[MatthewKernerMS]

I work in Azure, and my team builds the Coco Framework. There is more information on the details in the technical whitepaper here: https://aka.ms/cocopaper

Coco is designed for permissioned networks (as opposed to public networks). The network constitution in Coco contains a list, arrived at by a vote of consortium members, of all of the actors permitted to interact with the network. Coco implements network-level authentication to restrict access to participants. The constitution state is stored within the state replicated by the Coco Framework, so it is stored on all of the nodes in the network.

Beyond network-level authentication, there is also ledger and DApp level authentication. The supply chain demo demonstrates this capability. For the demo, we modified Ethereum to integrate it with the Coco prototype. We removed the capability to read raw transactions or to access raw smart contract state directly. Instead, the DApp must implement public smart contract methods enabling reads to state that the developer wants to expose. Those read methods contain code (in this case implemented in Solidity, executed by the EVM) that is responsible for authentication and authorization of callers. This enables the DApp developer to decide for themselves now to authenticate the caller, and what roles and privileges apply to the DApp's data. We also did some work to restrict access to events to only authorized callers - you can read more in the whitepaper on this.

We believe there's an opportunity for common patterns here (a la the ERC20 token standard), but these patterns can vary by ledger and by DApp. All of that is above the Coco layer. This is why the ledger (in this example Ethereum) matters. The ledger exposes capabilities that either natively, or through smart contracts, secure the data in the ledger. Coco's job is to ensure that ledger data is only ever in the clear inside the TEE, where the ledger and smart contract code can implement a confidentiality model appropriate for the use case.

[champbronc2]

First of all, I haven't read the whitepaper yet, forgive me

But if I understand what you're saying correctly, Coco develops a smart contract that implements some sort of authentication method such that it cannot be publically read on the Ethereum blockchain?

And that the ability for Coco framework to implement those permissions depends upon the ledgers capability? So for example, Bitcoin's scripting language wouldn't be sophisticated enough to support authentication via Coco? (amongst numerous other functions of course)

[MatthewKernerMS]

There are three layers at work in the confidentiality demo.

Coco is at the bottom of the stack. Coco handles replication of data across a network of TEE-enabled nodes, ensuring confidentiality and integrity of the data. The data is only in the clear inside each enclave. Coco enforces network-level authentication, restricting connections to actors authorized by the network constitution. At this level there are no smart contracts.

In the middle of the stack is the ledger. In the demo that is Ethereum ported to run on Coco. We disabled a few Ethereum APIs so that transactions and smart contract state cannot be read directly. We also added access control to APIs that expose events.

At the top of the stack sit smart contracts that are hosted on the ledger. Here the DApp developer can add public read methods to expose any data that they want to expose, and they can implement access control within these smart contracts to restrict access to appropriate counterparties. This can be based on RBAC with arbitrarily fine-grained rules.

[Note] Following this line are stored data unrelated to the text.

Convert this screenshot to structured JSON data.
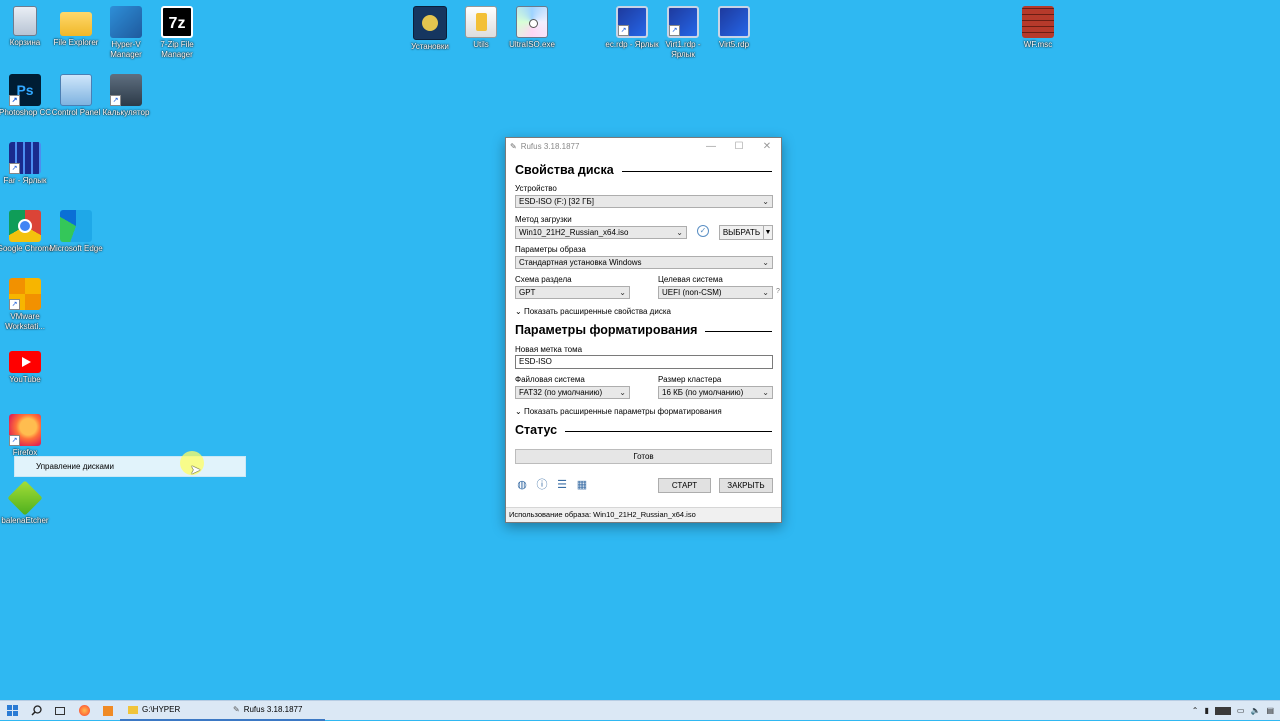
{
  "desktop": {
    "icons": [
      {
        "label": "Корзина",
        "icon": "recycle-bin-icon"
      },
      {
        "label": "File Explorer",
        "icon": "folder-icon"
      },
      {
        "label": "Hyper-V Manager",
        "icon": "hyperv-icon"
      },
      {
        "label": "7-Zip File Manager",
        "icon": "sevenzip-icon"
      },
      {
        "label": "Photoshop CC",
        "icon": "photoshop-icon"
      },
      {
        "label": "Control Panel",
        "icon": "control-panel-icon"
      },
      {
        "label": "Калькулятор",
        "icon": "calculator-icon"
      },
      {
        "label": "Far - Ярлык",
        "icon": "far-icon"
      },
      {
        "label": "Google Chrome",
        "icon": "chrome-icon"
      },
      {
        "label": "Microsoft Edge",
        "icon": "edge-icon"
      },
      {
        "label": "VMware Workstati...",
        "icon": "vmware-icon"
      },
      {
        "label": "YouTube",
        "icon": "youtube-icon"
      },
      {
        "label": "Firefox",
        "icon": "firefox-icon"
      },
      {
        "label": "balenaEtcher",
        "icon": "etcher-icon"
      },
      {
        "label": "Установки",
        "icon": "installs-icon"
      },
      {
        "label": "Utils",
        "icon": "utils-icon"
      },
      {
        "label": "UltraISO.exe",
        "icon": "ultraiso-icon"
      },
      {
        "label": "ec.rdp - Ярлык",
        "icon": "rdp-icon"
      },
      {
        "label": "Virt1.rdp - Ярлык",
        "icon": "rdp-icon"
      },
      {
        "label": "Virt5.rdp",
        "icon": "rdp-icon"
      },
      {
        "label": "WF.msc",
        "icon": "firewall-icon"
      }
    ],
    "context_item": "Управление дисками"
  },
  "rufus": {
    "title": "Rufus 3.18.1877",
    "section_drive": "Свойства диска",
    "device_label": "Устройство",
    "device_value": "ESD-ISO (F:) [32 ГБ]",
    "boot_label": "Метод загрузки",
    "boot_value": "Win10_21H2_Russian_x64.iso",
    "select_button": "ВЫБРАТЬ",
    "image_opts_label": "Параметры образа",
    "image_opts_value": "Стандартная установка Windows",
    "partition_label": "Схема раздела",
    "partition_value": "GPT",
    "target_label": "Целевая система",
    "target_value": "UEFI (non-CSM)",
    "help_mark": "?",
    "adv_drive": "Показать расширенные свойства диска",
    "section_format": "Параметры форматирования",
    "volume_label": "Новая метка тома",
    "volume_value": "ESD-ISO",
    "fs_label": "Файловая система",
    "fs_value": "FAT32 (по умолчанию)",
    "cluster_label": "Размер кластера",
    "cluster_value": "16 КБ (по умолчанию)",
    "adv_format": "Показать расширенные параметры форматирования",
    "section_status": "Статус",
    "status_text": "Готов",
    "start_button": "СТАРТ",
    "close_button": "ЗАКРЫТЬ",
    "statusbar": "Использование образа: Win10_21H2_Russian_x64.iso"
  },
  "taskbar": {
    "explorer_item": "G:\\HYPER",
    "rufus_item": "Rufus 3.18.1877"
  },
  "colors": {
    "desktop_bg": "#2fb8f2",
    "taskbar_bg": "#dbe8f5"
  }
}
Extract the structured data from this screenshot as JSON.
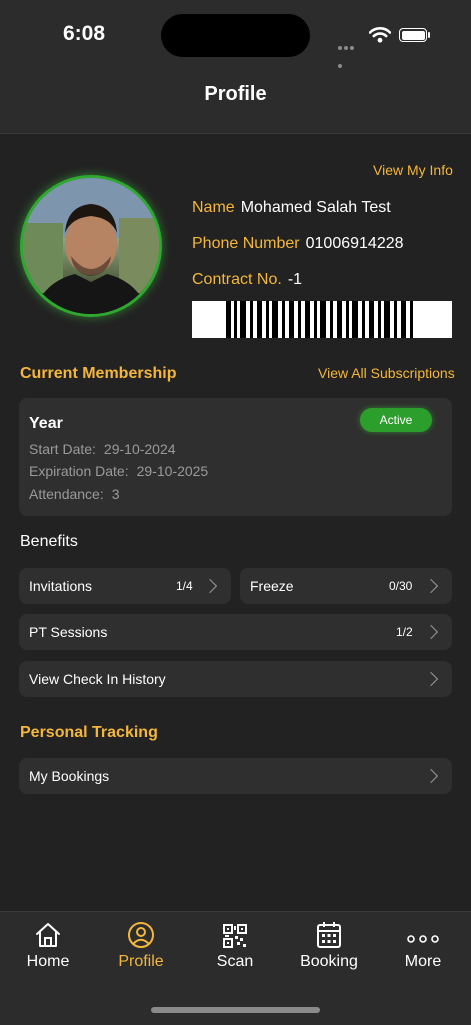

In the case of bitcoin, some design would be required. Today, the scripting language is used to decide whether to unlock UTXOs at the time that they are consumed as inputs to a new transaction. If bitcoin were integrated with Coco, there would have to be some modifications made to apply access control somewhere. This could be done in the ledger code. For example, it could only allow read access to a given transaction by the counterparties (it is not obvious how the counterparties would be identified, but in the P2PKH case perhaps the caller could sign the request with the private key corresponding to the public key hash of either an input or an output). Or the bitcoin ledger could be augmented by allowing the creation of scripts to govern access. They would need to be accommodated in the transaction format and stored along with the ledger. This would be a bigger change obviously.

[dbcooper]

Can metadata be extracted from the ledger to gain business intelligence on competitors?

[MatthewKernerMS]

Coco enables the ledger to mask all data, including metadata precisely to prevent the leakage you ask about. When a ledger integrates with Coco it decides what capabilities to take advantage of - and how much data to expose to the public, to permissioned participants, to counterparties or to any other role. Similarly, when someone writes a smart contract on top of a ledger, they can take advantage of the confidentiality features to decide what to expose to their callers based on the role of the caller.

We are aiming to enable a decentralized system that behaves the way that enterprises expect the data layer should behave - to only expose data to authorized callers. The cool thing about it being decentralized is that you don't have to trust/pay any one party to run it, and your authorized callers can include many counterparties within a market.

[dbcooper]

Thanks for the reply!

Just to clarify, is it possible to extract any metadata from the underlying Ether network (if that is being used)?

[MatthewKernerMS]

Coco doesn't use any underlying network - it forms the bottom-most layer of a permissioned blockchain network. When a ledger (could be any ledger, Ethereum as in the demo or otherwise) is integrated on top of it, the ledger decides whether to expose metadata or not, and to whom.

Maybe I misunderstand your question?

[dbcooper]

No, thank you for the explanation. I had a fever yesterday and had details backwards.